Diverse Focal Mechanism Solutions of Microseismic Events During Active Deformation in Krysuvik Geothermal Area, SW Iceland, in 2009

Authors: Sigridur KRISTJANSDOTTIR, Kristjan AGUSTSSON, Olafur G. FLOVENZ, Laurent GEOFFROY, Catherine DORBATH
Keywords: microseismicity, focal mechanism solutions
Conference: Stanford Geothermal Workshop Session: Geophysics
Year: 2014 Language: English
Abstract: Krysuvik is a geothermal area located on the Reykjanes Peninsula in southwest Iceland. The peninsula is an oblique spreading plate boundary, striking N80°E compared to the spreading direction of N102.1±1.1°E (DeMets, et al. 1994). Early in 2009 a signal of uplift was detected in the area. The uplift continued until the fall of 2009 when the area started subsiding.

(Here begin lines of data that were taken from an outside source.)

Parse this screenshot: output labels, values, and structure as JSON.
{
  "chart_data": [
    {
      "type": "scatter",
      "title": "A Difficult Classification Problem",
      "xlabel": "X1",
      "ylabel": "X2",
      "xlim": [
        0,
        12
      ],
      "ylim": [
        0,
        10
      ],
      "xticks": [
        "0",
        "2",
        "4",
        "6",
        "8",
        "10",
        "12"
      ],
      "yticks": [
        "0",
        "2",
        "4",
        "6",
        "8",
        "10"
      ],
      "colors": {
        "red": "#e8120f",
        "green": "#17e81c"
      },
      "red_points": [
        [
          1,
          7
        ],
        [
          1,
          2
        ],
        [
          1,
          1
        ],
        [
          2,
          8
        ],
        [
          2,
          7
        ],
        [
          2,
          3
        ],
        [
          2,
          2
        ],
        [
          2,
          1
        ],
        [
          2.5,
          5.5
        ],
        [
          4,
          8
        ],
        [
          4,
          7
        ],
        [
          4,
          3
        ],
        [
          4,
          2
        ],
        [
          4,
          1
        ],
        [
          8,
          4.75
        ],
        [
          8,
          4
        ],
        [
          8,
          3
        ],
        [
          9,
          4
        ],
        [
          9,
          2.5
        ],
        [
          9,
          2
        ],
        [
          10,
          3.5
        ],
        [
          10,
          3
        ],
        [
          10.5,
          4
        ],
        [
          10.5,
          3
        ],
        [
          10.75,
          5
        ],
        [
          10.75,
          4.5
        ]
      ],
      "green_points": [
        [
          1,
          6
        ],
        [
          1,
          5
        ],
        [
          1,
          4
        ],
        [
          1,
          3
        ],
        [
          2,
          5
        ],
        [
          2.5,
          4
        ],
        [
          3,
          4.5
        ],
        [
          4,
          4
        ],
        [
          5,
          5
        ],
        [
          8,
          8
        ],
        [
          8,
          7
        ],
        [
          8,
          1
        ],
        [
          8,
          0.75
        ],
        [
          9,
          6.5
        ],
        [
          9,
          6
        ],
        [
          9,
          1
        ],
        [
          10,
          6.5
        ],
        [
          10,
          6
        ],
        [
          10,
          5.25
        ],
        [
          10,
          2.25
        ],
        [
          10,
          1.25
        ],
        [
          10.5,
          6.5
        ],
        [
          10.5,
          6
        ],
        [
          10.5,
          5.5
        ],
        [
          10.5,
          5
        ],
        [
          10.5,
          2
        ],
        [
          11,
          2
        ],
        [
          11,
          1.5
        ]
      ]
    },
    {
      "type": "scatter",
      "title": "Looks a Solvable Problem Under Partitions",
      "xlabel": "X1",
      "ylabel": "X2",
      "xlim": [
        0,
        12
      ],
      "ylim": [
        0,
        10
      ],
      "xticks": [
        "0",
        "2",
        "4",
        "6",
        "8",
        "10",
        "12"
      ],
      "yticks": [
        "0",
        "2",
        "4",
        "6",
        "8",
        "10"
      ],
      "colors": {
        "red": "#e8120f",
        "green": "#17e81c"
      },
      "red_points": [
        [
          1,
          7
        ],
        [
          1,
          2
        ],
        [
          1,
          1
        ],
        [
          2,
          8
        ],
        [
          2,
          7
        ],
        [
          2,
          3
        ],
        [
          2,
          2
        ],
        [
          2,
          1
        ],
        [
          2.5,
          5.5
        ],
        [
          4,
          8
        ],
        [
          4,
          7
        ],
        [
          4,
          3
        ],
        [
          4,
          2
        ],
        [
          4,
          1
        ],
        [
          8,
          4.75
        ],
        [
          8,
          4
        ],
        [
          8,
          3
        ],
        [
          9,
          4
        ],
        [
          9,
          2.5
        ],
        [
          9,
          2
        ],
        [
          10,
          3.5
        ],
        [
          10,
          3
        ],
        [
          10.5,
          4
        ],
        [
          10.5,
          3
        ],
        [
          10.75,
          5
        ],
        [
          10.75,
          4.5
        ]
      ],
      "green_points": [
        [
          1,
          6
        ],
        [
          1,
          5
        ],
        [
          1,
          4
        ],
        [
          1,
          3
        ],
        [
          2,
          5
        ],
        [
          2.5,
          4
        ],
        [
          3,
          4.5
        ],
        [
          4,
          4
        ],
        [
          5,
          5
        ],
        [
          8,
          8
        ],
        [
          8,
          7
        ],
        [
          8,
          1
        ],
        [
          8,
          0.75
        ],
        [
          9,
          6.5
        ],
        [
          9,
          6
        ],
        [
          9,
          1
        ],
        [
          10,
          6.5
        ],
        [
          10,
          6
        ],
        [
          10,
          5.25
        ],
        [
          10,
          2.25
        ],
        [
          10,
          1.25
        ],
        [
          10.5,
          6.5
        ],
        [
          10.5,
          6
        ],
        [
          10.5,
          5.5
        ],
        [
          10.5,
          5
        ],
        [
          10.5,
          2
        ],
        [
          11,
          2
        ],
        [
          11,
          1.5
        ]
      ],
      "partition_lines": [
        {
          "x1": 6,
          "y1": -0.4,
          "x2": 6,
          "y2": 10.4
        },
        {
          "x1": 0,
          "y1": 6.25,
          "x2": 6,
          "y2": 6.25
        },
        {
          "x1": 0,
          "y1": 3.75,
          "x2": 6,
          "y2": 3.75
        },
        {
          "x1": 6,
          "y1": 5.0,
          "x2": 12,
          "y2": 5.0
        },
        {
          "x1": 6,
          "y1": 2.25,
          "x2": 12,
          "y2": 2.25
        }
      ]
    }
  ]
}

Another period of uplift started in April 2010 and lasted until the beginning of 2012 when the area began subsiding again. Intense seismic swarms were recorded on a dense seismic network located in the area during the period of unrest in 2009. Altogether over ten thousand earthquakes were detected. The activity was characterized by short, intense swarms in between longer, quieter periods. A detailed analysis was performed on the focal mechanism solutions of ~1,000 events. Earthquakes of different faulting types characterize individual swarms, with normal, reverse, and strike-slip events taking place in the same swarms.